Why is my scheduled search producing a count of zero, but get results when I run the search manually?

Hemnaath
Motivator

Hi All,

Currently I am facing an issue with scheduled reports. The scheduled job is getting executed as per the cron job set for every two hours, but we are not seeing any events getting triggered.

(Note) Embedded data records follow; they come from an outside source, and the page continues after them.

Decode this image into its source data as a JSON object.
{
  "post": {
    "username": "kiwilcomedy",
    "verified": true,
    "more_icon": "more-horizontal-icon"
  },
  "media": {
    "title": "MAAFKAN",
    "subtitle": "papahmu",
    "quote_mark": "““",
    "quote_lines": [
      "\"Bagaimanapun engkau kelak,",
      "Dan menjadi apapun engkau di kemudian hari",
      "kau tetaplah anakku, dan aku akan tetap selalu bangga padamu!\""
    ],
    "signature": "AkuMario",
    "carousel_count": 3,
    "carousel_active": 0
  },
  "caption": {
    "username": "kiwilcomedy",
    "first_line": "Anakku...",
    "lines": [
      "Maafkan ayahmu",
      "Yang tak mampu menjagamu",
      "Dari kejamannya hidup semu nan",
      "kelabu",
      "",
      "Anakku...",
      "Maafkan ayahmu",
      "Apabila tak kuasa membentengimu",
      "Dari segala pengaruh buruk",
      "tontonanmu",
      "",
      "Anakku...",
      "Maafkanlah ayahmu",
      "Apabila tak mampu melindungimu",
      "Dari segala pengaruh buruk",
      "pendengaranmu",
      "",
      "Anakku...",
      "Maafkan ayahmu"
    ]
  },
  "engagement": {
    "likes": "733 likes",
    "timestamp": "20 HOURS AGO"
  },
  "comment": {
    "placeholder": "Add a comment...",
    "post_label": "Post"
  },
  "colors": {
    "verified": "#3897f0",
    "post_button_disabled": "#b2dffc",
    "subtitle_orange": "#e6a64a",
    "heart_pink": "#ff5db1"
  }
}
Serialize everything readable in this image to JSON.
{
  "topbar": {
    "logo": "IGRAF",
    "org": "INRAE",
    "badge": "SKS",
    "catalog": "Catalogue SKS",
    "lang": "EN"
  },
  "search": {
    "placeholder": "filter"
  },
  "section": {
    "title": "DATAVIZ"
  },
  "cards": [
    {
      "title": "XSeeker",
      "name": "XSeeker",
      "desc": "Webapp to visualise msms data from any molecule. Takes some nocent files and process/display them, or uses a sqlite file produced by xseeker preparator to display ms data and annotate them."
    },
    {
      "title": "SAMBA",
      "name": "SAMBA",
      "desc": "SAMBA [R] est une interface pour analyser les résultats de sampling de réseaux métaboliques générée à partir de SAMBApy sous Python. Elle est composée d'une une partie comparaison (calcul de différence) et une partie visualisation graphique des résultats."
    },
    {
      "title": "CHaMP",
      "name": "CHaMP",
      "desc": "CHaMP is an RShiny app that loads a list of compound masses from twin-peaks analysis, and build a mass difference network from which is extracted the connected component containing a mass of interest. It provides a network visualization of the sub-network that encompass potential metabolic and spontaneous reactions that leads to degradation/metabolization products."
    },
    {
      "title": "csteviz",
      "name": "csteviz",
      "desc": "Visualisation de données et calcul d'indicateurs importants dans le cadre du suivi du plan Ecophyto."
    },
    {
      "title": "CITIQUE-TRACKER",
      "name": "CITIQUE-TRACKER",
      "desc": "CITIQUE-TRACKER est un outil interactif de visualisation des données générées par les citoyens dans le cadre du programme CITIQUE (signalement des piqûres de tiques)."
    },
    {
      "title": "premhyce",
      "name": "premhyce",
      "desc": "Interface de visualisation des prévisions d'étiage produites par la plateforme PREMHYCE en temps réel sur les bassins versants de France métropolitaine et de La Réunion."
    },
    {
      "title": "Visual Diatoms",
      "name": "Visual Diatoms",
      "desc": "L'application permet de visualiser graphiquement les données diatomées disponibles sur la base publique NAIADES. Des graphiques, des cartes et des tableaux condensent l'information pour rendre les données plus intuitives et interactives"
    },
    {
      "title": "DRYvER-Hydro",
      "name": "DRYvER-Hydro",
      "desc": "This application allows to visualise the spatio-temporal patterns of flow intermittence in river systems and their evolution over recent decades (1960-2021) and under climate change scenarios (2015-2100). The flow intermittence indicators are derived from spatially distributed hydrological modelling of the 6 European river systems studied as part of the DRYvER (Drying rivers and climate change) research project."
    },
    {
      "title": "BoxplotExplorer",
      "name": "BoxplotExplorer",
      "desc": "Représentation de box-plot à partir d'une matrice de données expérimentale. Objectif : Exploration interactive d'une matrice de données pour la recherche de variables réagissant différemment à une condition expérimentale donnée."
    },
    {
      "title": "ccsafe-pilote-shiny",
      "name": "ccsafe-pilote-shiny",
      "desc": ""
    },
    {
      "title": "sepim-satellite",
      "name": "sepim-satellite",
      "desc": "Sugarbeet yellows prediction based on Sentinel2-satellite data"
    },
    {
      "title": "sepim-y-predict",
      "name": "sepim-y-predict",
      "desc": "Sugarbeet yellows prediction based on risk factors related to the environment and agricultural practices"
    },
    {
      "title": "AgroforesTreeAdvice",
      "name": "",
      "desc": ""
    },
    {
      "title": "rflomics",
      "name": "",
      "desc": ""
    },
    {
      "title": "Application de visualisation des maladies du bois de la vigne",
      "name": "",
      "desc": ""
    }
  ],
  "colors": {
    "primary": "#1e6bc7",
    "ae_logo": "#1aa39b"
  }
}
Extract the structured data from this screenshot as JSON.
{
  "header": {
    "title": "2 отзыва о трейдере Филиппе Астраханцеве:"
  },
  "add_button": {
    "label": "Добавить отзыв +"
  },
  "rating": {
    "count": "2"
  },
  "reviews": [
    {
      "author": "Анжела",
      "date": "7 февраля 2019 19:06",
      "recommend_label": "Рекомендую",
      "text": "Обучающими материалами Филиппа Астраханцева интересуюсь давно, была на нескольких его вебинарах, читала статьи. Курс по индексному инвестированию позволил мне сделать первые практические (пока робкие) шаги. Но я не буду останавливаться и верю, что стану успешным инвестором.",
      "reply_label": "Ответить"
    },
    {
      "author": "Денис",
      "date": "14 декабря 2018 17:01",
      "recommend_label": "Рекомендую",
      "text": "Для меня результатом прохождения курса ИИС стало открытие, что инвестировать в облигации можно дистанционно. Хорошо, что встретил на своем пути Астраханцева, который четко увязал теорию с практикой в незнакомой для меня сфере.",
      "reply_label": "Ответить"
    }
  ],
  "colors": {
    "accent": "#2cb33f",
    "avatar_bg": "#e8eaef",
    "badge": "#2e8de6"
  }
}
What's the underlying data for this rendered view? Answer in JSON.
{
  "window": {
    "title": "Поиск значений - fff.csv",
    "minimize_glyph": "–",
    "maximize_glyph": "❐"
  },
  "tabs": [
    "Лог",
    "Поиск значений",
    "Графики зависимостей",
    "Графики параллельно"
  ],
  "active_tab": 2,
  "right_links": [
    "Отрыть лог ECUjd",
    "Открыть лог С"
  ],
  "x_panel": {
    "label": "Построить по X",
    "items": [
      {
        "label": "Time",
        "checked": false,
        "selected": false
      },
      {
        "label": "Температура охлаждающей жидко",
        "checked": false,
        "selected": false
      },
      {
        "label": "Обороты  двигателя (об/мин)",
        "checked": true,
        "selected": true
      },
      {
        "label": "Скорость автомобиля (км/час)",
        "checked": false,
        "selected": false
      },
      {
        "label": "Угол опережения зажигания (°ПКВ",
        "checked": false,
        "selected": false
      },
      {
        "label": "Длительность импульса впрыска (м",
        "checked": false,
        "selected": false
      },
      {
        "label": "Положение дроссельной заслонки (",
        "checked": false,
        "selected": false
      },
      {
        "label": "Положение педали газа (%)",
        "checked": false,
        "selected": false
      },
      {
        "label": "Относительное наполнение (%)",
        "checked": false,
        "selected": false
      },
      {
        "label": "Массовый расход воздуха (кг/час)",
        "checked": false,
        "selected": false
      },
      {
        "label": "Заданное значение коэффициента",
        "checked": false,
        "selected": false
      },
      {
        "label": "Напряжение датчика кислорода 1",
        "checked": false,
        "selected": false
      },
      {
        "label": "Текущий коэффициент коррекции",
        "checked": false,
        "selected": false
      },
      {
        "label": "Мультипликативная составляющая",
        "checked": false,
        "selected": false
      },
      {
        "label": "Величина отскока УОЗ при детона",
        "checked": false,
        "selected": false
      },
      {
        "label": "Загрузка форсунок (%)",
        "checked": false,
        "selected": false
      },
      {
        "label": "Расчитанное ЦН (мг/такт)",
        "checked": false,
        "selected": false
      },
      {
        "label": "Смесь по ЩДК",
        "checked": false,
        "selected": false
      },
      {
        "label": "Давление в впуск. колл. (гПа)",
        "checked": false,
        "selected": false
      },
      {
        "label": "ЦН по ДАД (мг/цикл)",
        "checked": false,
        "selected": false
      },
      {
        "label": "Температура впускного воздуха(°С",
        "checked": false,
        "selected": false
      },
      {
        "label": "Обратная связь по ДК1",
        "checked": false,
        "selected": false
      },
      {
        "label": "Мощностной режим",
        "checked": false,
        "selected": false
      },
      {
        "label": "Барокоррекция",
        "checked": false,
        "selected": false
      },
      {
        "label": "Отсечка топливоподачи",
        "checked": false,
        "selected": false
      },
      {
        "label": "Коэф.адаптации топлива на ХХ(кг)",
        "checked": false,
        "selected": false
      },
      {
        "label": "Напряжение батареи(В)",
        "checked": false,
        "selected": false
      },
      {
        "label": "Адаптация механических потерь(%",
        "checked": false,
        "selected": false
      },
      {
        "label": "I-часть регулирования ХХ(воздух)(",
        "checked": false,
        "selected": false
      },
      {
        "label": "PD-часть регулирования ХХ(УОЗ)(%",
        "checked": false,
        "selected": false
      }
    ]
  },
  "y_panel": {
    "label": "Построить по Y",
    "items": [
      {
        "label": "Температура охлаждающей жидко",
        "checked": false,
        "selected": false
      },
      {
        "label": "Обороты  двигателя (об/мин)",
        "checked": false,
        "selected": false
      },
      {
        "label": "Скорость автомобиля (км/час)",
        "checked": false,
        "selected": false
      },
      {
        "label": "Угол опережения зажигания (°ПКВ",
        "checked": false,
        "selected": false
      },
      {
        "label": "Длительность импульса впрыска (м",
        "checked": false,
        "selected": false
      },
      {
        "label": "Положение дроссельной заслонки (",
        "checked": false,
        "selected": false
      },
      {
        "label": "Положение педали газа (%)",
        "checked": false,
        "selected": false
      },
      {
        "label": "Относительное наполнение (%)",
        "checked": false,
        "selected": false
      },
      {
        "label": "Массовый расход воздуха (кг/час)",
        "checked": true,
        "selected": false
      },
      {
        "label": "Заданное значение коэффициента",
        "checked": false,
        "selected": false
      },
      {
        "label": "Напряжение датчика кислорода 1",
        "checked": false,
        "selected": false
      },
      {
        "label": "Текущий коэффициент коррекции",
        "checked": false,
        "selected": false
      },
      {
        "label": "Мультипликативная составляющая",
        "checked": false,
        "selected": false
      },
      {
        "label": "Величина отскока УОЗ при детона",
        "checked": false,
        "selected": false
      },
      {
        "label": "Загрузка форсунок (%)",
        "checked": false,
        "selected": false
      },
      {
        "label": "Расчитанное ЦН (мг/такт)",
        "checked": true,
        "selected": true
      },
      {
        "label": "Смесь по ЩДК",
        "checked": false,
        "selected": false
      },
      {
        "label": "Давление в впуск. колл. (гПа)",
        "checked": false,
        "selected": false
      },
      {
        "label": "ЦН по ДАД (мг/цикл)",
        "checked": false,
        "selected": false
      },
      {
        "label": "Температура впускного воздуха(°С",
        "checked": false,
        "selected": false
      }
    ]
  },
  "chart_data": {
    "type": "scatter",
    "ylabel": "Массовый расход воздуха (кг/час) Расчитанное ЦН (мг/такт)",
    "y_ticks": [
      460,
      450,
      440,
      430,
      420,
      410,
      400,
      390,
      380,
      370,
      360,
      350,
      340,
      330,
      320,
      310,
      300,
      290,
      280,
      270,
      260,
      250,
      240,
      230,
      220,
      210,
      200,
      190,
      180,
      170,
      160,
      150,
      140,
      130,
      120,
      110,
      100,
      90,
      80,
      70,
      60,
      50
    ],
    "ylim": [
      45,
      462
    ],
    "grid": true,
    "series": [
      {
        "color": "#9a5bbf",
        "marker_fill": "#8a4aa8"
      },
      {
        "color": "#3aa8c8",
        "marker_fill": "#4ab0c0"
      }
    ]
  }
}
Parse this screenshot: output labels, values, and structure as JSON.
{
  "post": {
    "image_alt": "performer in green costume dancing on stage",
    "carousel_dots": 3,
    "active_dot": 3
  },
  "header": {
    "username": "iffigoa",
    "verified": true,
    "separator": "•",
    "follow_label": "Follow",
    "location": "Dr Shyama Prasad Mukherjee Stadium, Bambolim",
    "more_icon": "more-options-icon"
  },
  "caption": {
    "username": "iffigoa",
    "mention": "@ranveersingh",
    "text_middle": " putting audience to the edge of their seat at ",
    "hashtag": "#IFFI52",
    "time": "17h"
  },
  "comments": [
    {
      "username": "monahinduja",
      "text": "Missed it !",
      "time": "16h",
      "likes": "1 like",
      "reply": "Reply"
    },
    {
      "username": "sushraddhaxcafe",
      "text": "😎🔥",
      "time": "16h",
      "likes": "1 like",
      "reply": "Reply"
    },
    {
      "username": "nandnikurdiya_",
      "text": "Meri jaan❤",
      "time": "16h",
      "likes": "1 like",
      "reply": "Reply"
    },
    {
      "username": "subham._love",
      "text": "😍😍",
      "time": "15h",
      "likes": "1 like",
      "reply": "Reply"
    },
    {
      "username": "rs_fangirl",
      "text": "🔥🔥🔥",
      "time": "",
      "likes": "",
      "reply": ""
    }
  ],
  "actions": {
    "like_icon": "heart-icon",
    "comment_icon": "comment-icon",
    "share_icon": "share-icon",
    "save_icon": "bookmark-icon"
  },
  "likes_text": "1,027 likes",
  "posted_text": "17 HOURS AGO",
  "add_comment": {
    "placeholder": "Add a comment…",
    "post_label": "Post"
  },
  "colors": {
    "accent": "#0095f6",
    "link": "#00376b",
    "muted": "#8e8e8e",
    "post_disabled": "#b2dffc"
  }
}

On splunk --> settings--> Searches, reports, and alerts, --> saved search --> under "actions" row --> View recent --> could see 0 count under Events. When clicked on the saved search, could see No Result found. But when I ran the search, manually I am getting the result, so not sure where the problem is.

Splunk Version: 6.2.1
Scheduled saved search Details

earliest=-60m source="*dhcpd.log" Host=H*  DHCPACK lease-duration OR RENEW | localop | lookup qualys_hostlist.csv NETBIOS AS Host OUTPUT LAST_SCAN_DATETIME | eval LAST_SCAN_DATETIME =if(isnull(LAST_SCAN_DATETIME ),"2000-01-01t00:00:00z", LAST_SCAN_DATETIME ) | mvexpand LAST_SCAN_DATETIME | eval LAST_SCAN_DATETIME =strptime(LAST_SCAN_DATETIME,"%Y-%m-%dT%H:%M:%SZ")|dedup Host | head 10 | stats last(LAST_SCAN_DATETIME ) as LAST_SCAN_DATETIME by Host IP | table Host IP LAST_SCAN_DATETIME | where LAST_SCAN_DATETIME   < relative_time(now(),"-30d")   | table Host IP LAST_SCAN_DATETIME | stats delim="+" Values(IP) AS scanning | mvcombine scanning | eval scanners="QUALYS" | eval title="Test+Assetscanning+TH" | localop | lookup qualysscanlookup title scanners scanning OUTPUT results 

Time Range --> Start time and Finish time are not set
Acceleration --> Not set
Schedule and Alert --> Run on Cron Scheduled

0 */2 * * * Every 2 hours, at the 0th min
Run as --> Owner
Alert Condition --> always
Alert Mode --> Once per search
Throttling --> Not set
Expiration --> set as custom time
Severity --> Medium
Alert action --> Not set for any option under this
Summary Indexing --> Not set

As said in the beginning, for the comment, we are able to get an output when we execute the search manually, but when set in scheduled search it not generating any events. Kindly guide me how/where we are having an issue.

thanks in advance.

0 Karma

mattymo
Splunk Employee
Splunk Employee

I would think about starting to walk back all the splunk-fu in that search to see if perhaps one of the fields you expect to exist, doesn't. Also, who is the owner of the search that ran? Do you have a knowledge object that needs to be shared?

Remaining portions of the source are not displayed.